Autrement dit, ce que tout le monde sait depuis les années cinquante, à savoir qu’il y a un délai de latence important dans les maladies de l’amiante et que les travailleurs exposés à ce matériau toxique tombent malades vingt, trente et même parfois quarante ans après l’exposition serait un obstacle à la recherche des responsables de cette hécatombe.  

Dans la mesure où l’intoxication n’a pas de date certaine, personne ne pourrait en être tenu pour responsable. 

La plus grande catastrophe sanitaire française qui fait encore près de 3 OOO morts par an, c’est à dire vingt ans après son interdiction serait le fait d’une malchance que personne n’aurait pu prévoir et donc prévenir.  

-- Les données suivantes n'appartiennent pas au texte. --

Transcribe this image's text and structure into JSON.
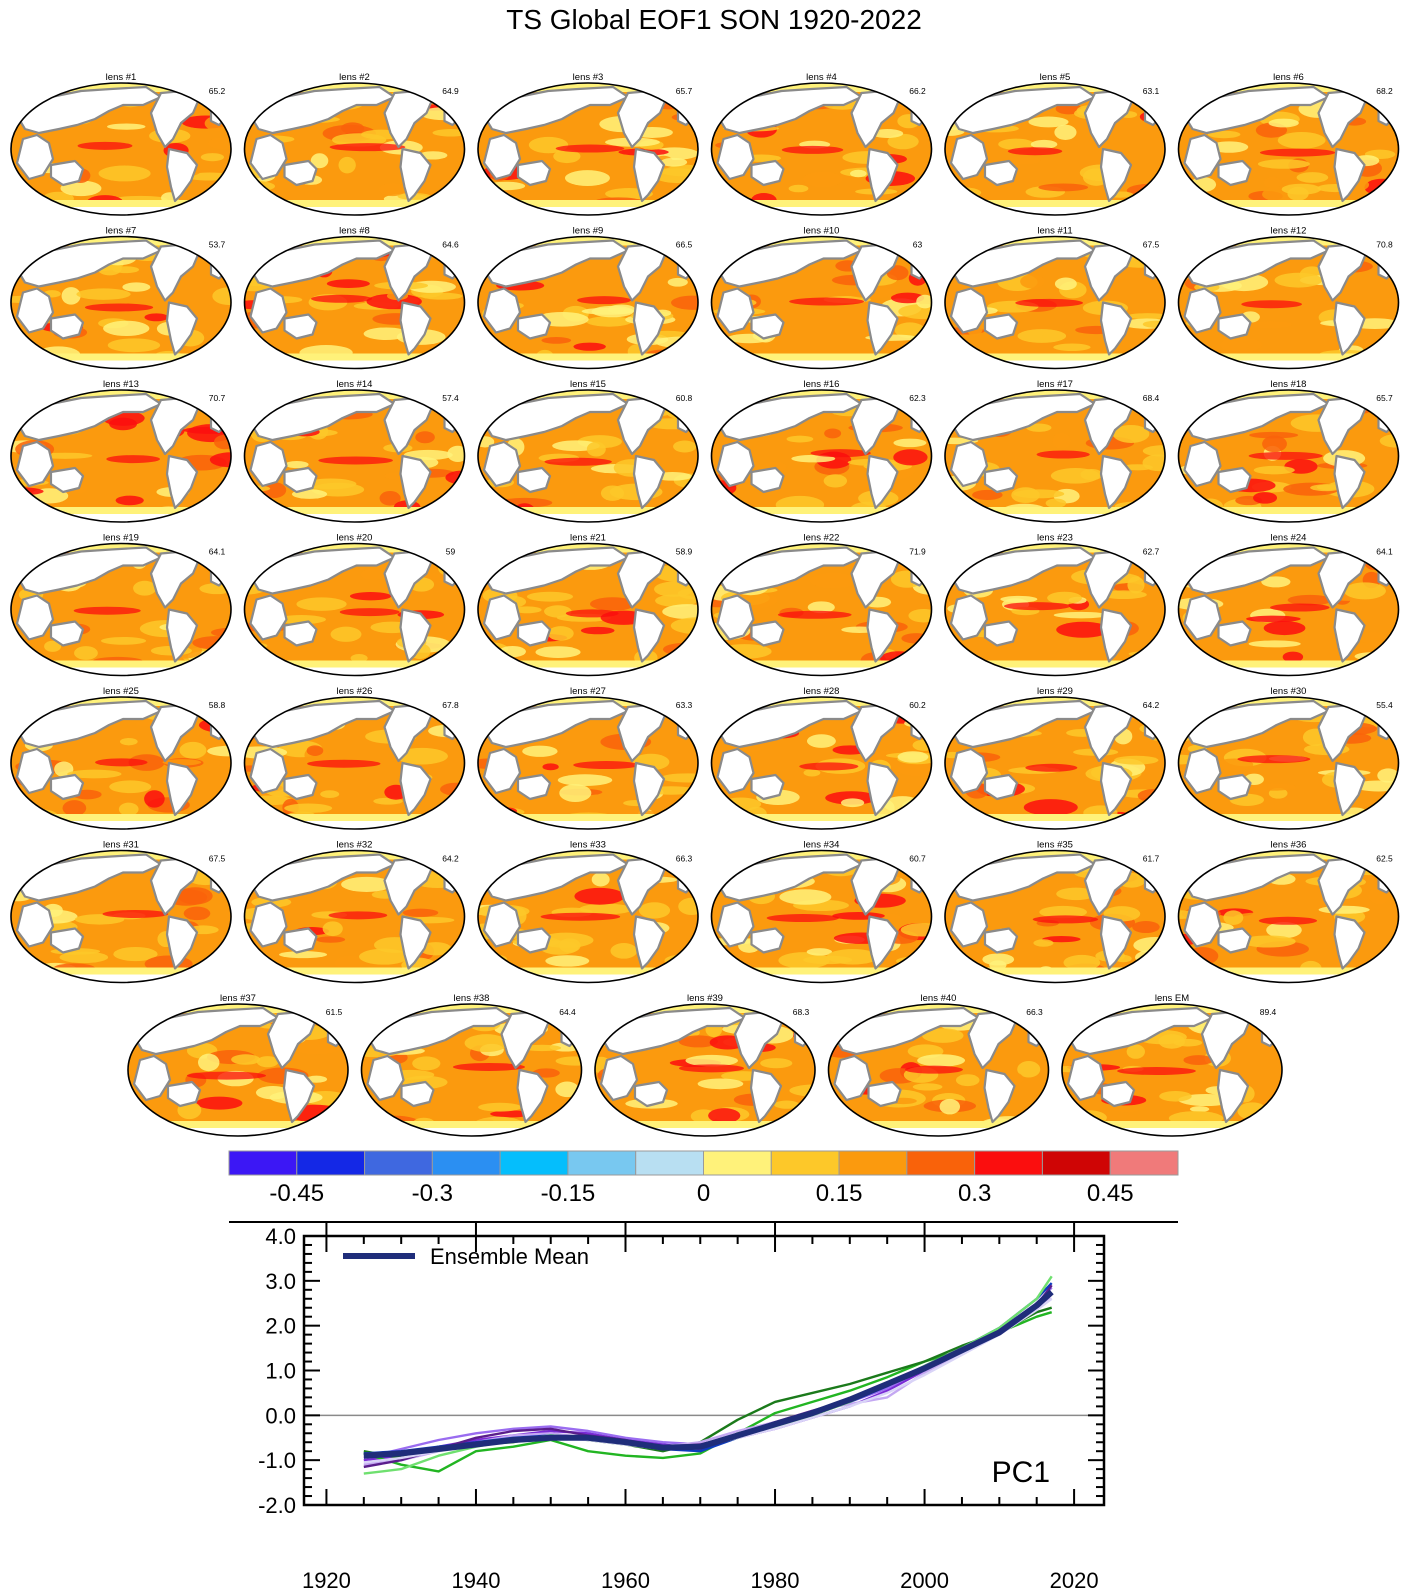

Tout cela est évidemment faux. Des industriels de l’amiante comme Eternit savaient précisément quel était le danger que représentait ce matériau pour la santé et pour la vie des personnes exposées et tablant sur la date d’apparition des maladies, ils n’ont pas pris les mesures nécessaires pour protéger leurs salariés. La société Eternit qui est un des leaders mondiaux de l’amiante, savait parfaitement ce qu’il en était et pourtant ils n’ont pas respecté la réglementation.  

L’instruction a permis de le prouver, comme les salariés l’avaient indiqué dès le début de cette affaire en 1996. Les fautes sont établies comme d’ailleurs le prouvent les très nombreuses décisions de faute inexcusable prononcées par les Tribunaux et confirmées par la Cour de Cassation.  

C’est donc uniquement parce qu’on ne peut pas dater le jour exact de la contamination qu’on ne peut savoir quelle personne physique doit en répondre. Des fautes ont bien été commises provoquant la maladie et la mort de centaines de victimes et aucun individu ne peut être jugé comme l’ayant commise puisqu’au cours de l’exposition de la victime plusieurs responsables se sont succédés. 

C’est ce qu’on appelle un raisonnement spécieux. Tous les responsables en fonction ont contribué à la maladie et à la mort. Après avoir considéré qu’aucun responsable public n’était coupable, qu’aucun membre du Comité Permanent Amiante, organisme de lobbying mis en place par les industriels pour protéger leurs profits, n’était non plus responsable, les anciens salariés étaient légitimement en droit d’attendre qu’après tant d’années de travail de la Justice les dirigeants d’Eternit répondent de leurs actes devant le Tribunal Correctionnel. Si nous ne nous mobilisons pas il n’en sera rien. 

À la catastrophe sanitaire s’ajoutera le naufrage judiciaire. Pendant ce temps-là, trois anciens salariés d’Eternit qui travaillaient sur le site de Paray sont, eux, mis en examen devant un juge d’instruction de Versailles pour avoir fait sonner des cornes de brume dans les locaux d’Eternit lors d’une action pour s’opposer à la création d’une décharge amiante sur le site de Paray-leMonial. Ils devront, eux, comparaitre devant le Tribun al Correctionnel pour répondre de leurs actes.